Salah satu Kebermanfaatan Bendungan memiliki: 1. Penyimpanan air, 2. Sebagai pengendalian banjir, 3. Irigasi pertanian perikanan, 4. Produksi listrik, 5. Pengendalian puing, 6. Rekreasi. Dan perlu diingat Dampak lingkungan yang disebabkan dari Pembangunan Bendungan Jauh Lebih Kecil dibandingkam dengan Pertambangan ataupun Pembangunan yang lainnya

Lanjut Dede, terlepas dari Pro dan Kontra Soal Dukungan Bendungan Pasirkopo, pihaknya menyampaikan Kepada pemerintah bahwa Landasan yang Harus dipakai sebagai Pegangan dalam Rencana Pembangunan Proyek Strategis Nasional adalah Aspek Kepentingan Negara dan Aspek Yuridisnya, sehingga Negara Hadir dalam menentukan Kepentingan yang Lebih Besar, dibandingkan dengan Kepentingan Lain nya. Jangan sampai Negara terombang ambing dalam Aspirasi aspirasi yang pro dan kontra, apalagi pemerintah sudah malakukan kajian fisik dan sosial, sehingga Negara tidak boleh Ragu dalam merencanakan pembangunan untuk kepentingan Masyarakat Indonesia secara Umum.
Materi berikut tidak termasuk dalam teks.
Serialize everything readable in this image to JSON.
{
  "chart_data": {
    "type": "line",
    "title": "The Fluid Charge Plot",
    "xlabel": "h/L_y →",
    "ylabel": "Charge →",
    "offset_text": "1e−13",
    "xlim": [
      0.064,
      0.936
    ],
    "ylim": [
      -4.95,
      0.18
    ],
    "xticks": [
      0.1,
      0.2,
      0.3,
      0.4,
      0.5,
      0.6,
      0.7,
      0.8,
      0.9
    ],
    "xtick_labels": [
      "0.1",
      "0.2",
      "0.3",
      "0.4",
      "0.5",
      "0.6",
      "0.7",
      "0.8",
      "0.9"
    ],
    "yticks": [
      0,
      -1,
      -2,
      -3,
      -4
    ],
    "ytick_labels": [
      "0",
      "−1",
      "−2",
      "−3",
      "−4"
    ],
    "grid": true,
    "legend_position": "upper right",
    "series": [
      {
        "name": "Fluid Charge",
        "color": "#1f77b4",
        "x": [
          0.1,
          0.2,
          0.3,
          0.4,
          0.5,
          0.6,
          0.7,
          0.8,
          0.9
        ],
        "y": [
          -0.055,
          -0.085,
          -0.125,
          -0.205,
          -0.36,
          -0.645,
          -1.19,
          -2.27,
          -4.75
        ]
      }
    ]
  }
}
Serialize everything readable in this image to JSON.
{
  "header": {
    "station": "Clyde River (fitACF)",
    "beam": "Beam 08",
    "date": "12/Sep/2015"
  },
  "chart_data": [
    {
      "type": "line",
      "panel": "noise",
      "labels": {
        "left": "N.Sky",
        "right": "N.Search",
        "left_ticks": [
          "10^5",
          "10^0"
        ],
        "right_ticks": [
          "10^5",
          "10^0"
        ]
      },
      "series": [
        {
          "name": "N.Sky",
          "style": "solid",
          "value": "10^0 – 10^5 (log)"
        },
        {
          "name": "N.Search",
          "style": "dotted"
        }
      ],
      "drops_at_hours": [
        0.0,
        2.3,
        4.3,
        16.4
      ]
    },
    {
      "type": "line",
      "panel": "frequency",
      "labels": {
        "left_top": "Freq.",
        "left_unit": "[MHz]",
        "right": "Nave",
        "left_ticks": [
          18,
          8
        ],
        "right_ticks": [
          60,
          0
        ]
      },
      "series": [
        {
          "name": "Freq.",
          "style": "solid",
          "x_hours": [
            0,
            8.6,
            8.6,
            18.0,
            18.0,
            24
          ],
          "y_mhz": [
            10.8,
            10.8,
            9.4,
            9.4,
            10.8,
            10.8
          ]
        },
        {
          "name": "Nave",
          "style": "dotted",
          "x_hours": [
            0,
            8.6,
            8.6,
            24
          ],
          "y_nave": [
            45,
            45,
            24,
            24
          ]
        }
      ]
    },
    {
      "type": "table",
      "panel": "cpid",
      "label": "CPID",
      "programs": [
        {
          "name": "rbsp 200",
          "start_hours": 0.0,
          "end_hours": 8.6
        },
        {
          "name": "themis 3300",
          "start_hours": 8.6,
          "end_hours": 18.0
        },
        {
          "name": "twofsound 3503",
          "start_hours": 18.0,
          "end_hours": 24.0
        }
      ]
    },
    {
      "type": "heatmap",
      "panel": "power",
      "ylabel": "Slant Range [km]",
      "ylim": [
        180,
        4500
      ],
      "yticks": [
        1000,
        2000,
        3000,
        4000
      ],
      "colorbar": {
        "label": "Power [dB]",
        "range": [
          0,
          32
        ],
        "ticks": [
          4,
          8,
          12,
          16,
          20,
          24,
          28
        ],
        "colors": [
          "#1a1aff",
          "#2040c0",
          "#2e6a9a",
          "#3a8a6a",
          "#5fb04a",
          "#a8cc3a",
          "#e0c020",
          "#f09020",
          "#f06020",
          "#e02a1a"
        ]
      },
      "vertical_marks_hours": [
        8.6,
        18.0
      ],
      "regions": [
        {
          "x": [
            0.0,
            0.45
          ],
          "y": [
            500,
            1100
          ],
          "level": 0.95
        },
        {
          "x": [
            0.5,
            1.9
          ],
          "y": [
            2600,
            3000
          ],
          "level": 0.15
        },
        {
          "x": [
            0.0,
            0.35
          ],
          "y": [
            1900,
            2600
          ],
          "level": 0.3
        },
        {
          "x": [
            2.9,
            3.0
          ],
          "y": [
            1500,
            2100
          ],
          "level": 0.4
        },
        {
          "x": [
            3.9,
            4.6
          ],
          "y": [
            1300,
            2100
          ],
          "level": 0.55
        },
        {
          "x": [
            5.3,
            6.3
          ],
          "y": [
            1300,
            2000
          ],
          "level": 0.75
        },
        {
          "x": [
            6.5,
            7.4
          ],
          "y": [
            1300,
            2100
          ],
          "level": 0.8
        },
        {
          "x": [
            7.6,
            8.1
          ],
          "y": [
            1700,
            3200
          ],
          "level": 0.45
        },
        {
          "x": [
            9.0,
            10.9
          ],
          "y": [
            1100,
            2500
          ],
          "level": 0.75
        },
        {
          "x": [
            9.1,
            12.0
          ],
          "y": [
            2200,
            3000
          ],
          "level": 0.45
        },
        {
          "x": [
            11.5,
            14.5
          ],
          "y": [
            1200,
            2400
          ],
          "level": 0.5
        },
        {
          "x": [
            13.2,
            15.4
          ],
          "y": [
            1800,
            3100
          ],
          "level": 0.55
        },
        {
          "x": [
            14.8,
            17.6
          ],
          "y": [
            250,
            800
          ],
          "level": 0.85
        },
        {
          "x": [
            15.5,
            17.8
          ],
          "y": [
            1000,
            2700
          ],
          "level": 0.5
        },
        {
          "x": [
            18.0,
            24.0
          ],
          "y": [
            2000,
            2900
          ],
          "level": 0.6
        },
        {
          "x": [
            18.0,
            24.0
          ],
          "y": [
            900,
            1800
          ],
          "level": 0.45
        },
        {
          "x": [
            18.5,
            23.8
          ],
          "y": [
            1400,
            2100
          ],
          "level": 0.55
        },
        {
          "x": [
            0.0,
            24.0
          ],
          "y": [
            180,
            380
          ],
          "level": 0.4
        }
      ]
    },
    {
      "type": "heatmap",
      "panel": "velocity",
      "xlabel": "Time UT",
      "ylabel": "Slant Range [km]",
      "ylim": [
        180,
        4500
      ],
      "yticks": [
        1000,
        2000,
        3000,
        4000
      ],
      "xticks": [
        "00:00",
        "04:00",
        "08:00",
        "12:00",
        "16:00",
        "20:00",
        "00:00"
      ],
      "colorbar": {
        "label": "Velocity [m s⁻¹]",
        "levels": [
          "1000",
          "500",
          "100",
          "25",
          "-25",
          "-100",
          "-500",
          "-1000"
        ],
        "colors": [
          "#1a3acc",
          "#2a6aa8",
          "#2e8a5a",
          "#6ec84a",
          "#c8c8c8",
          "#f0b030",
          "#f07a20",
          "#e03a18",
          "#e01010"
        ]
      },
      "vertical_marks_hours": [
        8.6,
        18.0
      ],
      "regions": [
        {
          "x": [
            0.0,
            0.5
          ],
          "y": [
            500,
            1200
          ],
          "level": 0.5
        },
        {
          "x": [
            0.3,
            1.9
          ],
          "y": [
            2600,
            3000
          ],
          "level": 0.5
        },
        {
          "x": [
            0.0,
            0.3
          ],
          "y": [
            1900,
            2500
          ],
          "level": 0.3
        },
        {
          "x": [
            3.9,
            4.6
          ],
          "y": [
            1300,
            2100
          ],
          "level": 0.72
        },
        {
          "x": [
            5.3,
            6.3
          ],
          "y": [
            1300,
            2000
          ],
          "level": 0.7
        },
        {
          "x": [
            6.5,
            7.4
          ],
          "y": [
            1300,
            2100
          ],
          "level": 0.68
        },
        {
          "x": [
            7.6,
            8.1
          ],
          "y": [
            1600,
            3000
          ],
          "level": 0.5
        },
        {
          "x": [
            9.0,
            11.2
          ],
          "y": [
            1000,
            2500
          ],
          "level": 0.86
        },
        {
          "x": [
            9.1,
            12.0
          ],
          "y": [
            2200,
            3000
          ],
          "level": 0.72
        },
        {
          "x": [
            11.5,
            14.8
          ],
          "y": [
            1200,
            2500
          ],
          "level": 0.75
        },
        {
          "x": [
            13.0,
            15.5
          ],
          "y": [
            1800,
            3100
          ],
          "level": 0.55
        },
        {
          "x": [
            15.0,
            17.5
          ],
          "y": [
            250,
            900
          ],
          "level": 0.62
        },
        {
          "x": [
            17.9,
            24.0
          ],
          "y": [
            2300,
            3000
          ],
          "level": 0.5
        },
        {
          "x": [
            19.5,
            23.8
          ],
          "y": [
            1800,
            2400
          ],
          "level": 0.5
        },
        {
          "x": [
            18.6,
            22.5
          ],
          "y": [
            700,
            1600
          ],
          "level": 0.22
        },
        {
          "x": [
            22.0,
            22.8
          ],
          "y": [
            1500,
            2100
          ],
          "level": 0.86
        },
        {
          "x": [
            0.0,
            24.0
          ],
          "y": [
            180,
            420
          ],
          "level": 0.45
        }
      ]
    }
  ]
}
“Semoga semua stakeholder mampu menurunkan ego masing masing dan memilih serta manimbang kebermanfaatan dari sebuah pembangunan, perubahan sebuah keniscayaan, namun bagaimana kita mempu mamaksimalkan ditengah perubahan tersebut demi keberlangasungan kehidupan kedepan yang lebih Baik,” tutup Dede.